Dice: perché questo inutile preambolo, perché questa lunga introduzione? Per darmi modo di soppesare le parole, per tradurre le bestemmie in pensieri minimamente lineari, senza sbraitare. Questo senso di leggera angoscia che mi attanaglia mi fa pure vergognare nei confronti di un mondo che va a catafascio. Ma non posso farci nulla se questa squadra mi genera sempre sentimenti spropositati sia nel bene sia nel male. Credo che il fallimento del progetto della SPAL sia sotto gli occhi di tutti. Troppo palese per essere camuffato da pensieri democristiani. La squadra, l’allenatore, i dirigenti sono figli di una proprietà lontana, ma non solo geograficamente. Di un presidente che culturalmente sta al nostro ambiente come il pipino all’acqua fredda. In poco più di due anni è stato depauperato un patrimonio di inestimabile valore. Pensavo avremmo potuto essere una dignitosa realtà per la serie B, senza i fantasmi delle serie inferiori. Invece ci siamo dentro e per giunta facciamo da zerbino a qualunque squadra ci affronti. Gli avversari si puliscono i tacchetti sulla nostra faccia, ci prendono a pallonate sul nostro campo, nel nostro stadio. In trasferta più che una Corsarina siamo un colabrodo. Un progetto tecnico dove non c’è un reparto che non abbia problemi.

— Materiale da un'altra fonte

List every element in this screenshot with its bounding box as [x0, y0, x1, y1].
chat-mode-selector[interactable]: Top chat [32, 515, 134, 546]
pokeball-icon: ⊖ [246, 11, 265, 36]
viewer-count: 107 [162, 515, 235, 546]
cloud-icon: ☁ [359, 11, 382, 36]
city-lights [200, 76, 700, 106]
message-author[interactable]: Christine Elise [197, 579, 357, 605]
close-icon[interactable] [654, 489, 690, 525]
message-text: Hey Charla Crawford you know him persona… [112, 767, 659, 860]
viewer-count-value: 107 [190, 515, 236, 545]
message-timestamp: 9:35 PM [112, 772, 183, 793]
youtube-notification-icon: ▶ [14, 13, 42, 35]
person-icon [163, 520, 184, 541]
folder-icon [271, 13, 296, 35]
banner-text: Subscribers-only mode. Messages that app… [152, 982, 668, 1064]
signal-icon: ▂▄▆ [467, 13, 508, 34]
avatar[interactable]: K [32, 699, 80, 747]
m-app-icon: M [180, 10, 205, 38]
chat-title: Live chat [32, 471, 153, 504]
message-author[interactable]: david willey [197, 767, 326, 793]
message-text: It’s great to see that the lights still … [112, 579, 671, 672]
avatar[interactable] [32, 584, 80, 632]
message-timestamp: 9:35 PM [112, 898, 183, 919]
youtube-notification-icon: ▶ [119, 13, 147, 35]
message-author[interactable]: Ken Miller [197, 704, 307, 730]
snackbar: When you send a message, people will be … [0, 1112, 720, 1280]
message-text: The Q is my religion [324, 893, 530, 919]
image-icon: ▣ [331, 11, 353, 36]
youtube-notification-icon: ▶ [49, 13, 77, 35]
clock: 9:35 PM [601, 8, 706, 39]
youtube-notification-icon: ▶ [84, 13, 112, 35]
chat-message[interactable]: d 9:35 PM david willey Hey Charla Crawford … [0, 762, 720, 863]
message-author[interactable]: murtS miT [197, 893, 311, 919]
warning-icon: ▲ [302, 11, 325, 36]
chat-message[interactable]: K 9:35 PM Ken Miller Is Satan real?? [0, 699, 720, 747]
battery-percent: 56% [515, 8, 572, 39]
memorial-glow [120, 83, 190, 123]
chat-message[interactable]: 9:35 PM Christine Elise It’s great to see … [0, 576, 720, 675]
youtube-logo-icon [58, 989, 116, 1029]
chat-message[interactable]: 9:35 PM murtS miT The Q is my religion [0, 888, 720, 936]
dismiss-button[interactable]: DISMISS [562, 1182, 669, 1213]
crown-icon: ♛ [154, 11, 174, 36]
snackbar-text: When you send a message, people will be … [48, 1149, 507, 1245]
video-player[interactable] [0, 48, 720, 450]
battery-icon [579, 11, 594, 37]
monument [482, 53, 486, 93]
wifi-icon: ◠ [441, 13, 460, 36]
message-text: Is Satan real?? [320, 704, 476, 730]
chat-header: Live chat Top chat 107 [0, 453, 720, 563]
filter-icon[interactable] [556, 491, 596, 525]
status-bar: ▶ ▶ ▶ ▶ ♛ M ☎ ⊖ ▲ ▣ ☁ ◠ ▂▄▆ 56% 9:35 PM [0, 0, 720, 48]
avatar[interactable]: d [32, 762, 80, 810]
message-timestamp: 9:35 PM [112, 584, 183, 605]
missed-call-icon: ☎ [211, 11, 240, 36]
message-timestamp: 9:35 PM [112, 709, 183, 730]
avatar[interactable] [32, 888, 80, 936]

Una parte della vulgata critica la Ovest per le posizioni giuste che prende, mascherandosi dietro a una succube timidezza e una riconoscenza immeritata nei confronti della proprietà che “ha speso molti soldi“, come se il gettare alle ortiche dei denari fosse un’attenuante. Al massimo è una aggravante. La curva Ovest con la sua gente, ma non solo, è detentrice di una storia secolare, fatta di sacrifici e fatica, di passione e dolore, di aggregazione e solidarietà. Nessuno mai potrà toglierci questi valori: fanno parte di un popolo di rompicoglioni, contadini, provinciali, orgogliosi della propria bandiera, nella dignità dell’essere spallino. Questa squadra senza un numero adeguato di innesti a gennaio non si salverà. Non lo so quale sarà il nostro prossimo futuro e in quale categoria continueremo a prendere a calci un pallone. Ma di una cosa sono certo: dal fango e dalla polvere siamo emersi mille volte, mille volte siamo morti, ma altrettante ci siamo rimessi in piedi. “… cerchiamo di resistere / e ce la faremo per sempre / noi siamo vivi /e il futuro non morirà mai /noi siamo vivi…” cantavano gli Scorpions. E chi siamo noi per non dargli ragione? Forza vecchio cuore biancazzurro.